What to do?  According to theories of sympathetic magic, like produces like, so the logical response to oncoming darkness was a bonfire, a torch, a brave manifestation of light and heat in hopes that the sun, since it is like light and heat, will either be rekindled or seduced into rising again.  And these practices work.  Each time the bonfires were lit, the torches paraded, the sun did not disappear, but returned to once again start the growing season and stave off starvation and freezing for another year.

All of this makes sense, granting the scientific understandings of these early peoples.  As cultures grew more sophisticated and astronomical knowledge became a bit more advanced, however, it did put out the lingering fear that the darkness would one day come and never leave.  So holidays that focused on light, especially, but fire, too, became integral parts of the cultural and religious traditions of many peoples.

They all leave out one important thing, though.  The virtues of darkness.  I first became aware of the following arguments when I began to research the goddess, the great mother goddess.  I won’t get into here the debate surrounding the contention by some that a great mother goddess preceded the monotheistic, patriarchal deities of the Abrahamic religions, though I’ll tip my hand enough to say that I don’t find the evidence compelling.

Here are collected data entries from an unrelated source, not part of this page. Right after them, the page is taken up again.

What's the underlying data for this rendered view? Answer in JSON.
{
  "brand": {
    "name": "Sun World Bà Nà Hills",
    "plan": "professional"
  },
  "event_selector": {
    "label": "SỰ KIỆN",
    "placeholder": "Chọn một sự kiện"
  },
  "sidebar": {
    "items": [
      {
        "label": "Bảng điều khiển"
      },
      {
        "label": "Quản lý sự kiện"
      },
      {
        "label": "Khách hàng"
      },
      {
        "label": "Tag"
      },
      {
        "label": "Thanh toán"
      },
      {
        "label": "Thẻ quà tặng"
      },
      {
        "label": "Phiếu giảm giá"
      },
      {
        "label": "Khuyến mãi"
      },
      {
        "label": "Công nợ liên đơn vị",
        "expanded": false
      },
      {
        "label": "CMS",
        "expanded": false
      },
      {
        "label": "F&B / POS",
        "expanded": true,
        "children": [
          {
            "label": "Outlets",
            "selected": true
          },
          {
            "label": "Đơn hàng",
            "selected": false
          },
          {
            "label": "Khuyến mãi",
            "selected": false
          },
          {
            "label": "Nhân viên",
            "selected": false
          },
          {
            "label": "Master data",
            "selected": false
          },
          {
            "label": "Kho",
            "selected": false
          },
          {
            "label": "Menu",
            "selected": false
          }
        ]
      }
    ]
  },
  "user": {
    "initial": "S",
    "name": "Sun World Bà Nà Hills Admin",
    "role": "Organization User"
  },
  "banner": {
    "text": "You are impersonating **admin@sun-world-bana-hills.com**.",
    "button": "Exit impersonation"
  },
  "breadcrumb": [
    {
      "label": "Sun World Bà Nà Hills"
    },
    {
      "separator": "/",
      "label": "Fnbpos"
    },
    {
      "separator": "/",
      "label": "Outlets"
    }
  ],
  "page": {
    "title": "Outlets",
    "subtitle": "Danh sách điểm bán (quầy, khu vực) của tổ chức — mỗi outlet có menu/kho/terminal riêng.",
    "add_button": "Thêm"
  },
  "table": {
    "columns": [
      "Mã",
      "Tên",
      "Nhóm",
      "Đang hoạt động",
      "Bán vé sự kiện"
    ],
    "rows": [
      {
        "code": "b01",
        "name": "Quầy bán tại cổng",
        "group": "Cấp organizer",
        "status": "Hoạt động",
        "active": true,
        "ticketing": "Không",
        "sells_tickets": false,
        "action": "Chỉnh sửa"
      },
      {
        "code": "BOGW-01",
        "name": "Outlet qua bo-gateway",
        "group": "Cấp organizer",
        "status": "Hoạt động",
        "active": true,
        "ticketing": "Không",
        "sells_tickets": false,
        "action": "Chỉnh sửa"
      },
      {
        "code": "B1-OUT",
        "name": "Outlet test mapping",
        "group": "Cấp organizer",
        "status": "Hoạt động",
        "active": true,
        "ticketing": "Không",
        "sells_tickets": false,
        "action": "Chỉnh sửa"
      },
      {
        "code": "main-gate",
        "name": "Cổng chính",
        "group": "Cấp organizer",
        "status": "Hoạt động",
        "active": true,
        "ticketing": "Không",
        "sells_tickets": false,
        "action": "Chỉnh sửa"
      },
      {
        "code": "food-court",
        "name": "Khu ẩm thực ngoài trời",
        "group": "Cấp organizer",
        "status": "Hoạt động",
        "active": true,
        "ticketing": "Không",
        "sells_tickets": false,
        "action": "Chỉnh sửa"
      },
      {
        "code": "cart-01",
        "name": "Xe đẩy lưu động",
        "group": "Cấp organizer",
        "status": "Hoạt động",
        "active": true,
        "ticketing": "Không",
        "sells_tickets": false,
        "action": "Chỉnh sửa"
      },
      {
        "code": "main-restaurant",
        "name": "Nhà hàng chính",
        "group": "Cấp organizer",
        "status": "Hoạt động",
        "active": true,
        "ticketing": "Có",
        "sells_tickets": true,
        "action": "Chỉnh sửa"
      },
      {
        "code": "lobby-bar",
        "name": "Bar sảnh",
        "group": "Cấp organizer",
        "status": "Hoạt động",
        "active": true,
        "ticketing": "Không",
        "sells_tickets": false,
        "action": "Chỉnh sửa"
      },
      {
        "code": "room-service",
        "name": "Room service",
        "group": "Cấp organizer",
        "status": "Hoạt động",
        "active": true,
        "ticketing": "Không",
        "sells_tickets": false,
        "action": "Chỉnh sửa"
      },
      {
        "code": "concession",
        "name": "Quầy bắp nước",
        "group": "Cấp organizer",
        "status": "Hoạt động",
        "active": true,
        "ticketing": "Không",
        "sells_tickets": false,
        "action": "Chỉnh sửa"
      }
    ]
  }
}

What I found out about darkness surprised me and changed my mind about how I view it.  Darkness is as necessary as light.  Seeds start growing in the dark soil, away from light and even after they penetrate the surface, their roots continue to press their way into the surrounding nutrient-filled earth.  Mammal babies live their first few months of life in the moist, nourishment rich environment of their mother’s womb. (OK, not in the marsupials and the platypus and the echidna’s instance, but you get the drift.)  Darkness creates the time of rest and restoration for us and for many animals.  It is when we sleep and when we dream.  Darkness is the natural condition of space, attenuated by billions of stars only in what amounts to a small total area of the vastness of the universe.  Light itself requires a degree of darkness to create vision.  Anyone who’s ever been in a whiteout where snow and sky mix to create a vertiginous world with no up and down, no distinguishing characteristics understands the problem well.  Or consider a bright, very bright light and its affect on your sight.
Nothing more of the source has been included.